The reaction, CO(g) + 3H_{2}(g) ↔ CH_{4}(g) + H_{2}O(g) is at equilibrium at 1300 K in a 1L flask. It also contains 0.30 mol of CO, 0.10 mol of H_{2} and 0.02 mol of H_{2}O and an unknown amount of CH_{4} in the flask. Determine the concentration of CH_{4} in the mixture. The equilibrium constant, *K*_{c} for the reaction at the given temperature is 3.90.

#### Solution

Let the concentration of methane at equilibrium be *x*.

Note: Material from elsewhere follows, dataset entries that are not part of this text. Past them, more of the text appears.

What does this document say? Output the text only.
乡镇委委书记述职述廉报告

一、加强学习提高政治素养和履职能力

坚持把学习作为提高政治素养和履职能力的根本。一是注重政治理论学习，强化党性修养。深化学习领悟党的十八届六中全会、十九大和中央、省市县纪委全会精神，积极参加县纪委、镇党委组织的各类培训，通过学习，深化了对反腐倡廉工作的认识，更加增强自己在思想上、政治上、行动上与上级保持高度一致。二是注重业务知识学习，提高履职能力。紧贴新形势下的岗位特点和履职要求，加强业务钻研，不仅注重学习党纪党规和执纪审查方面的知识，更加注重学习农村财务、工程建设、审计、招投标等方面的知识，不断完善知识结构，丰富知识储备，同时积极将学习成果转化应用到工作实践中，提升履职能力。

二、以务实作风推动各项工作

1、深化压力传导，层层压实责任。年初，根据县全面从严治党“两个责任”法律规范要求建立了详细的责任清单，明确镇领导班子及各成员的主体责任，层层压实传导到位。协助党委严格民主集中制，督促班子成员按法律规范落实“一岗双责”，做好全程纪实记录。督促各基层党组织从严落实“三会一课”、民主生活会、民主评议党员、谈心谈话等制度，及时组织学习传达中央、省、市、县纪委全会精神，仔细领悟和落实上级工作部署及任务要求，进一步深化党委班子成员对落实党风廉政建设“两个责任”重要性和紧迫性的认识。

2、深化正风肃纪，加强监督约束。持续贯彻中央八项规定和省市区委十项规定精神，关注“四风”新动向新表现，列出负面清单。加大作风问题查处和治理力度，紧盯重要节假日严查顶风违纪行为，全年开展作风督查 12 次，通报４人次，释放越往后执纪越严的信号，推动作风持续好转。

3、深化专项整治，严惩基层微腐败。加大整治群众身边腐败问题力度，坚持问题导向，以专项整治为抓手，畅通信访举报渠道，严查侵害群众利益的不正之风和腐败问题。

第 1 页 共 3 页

`CO_(g) + 3H_(2(g)) ↔ CH_(4(g)) + H_2O_(g)`

At equilibrium 0.3/1 = 0.3 M 0.1/1 = 0.1 M x 0.02/1 = 0.02 M

It is given that* K*_{c}_{ }= 3.90.

Therefore

`([CH_(4(g))][H_2O_(g)])/([CO_((g))][H_(2(g))]^3) = K_c`

`=> (x xx 0.02)/0.3 xx (0.1)^3 = 3.90`

`=> x = (3.90 xx 0.3 xx (0.1)^3)/0.02`

`= 0.00117/0.02`

= 0.0585 M

`= 5.85 xx 10^(-2) M`

Hence, the concentration of CH_{4} at equilibrium is 5.85 × 10^{–2} M.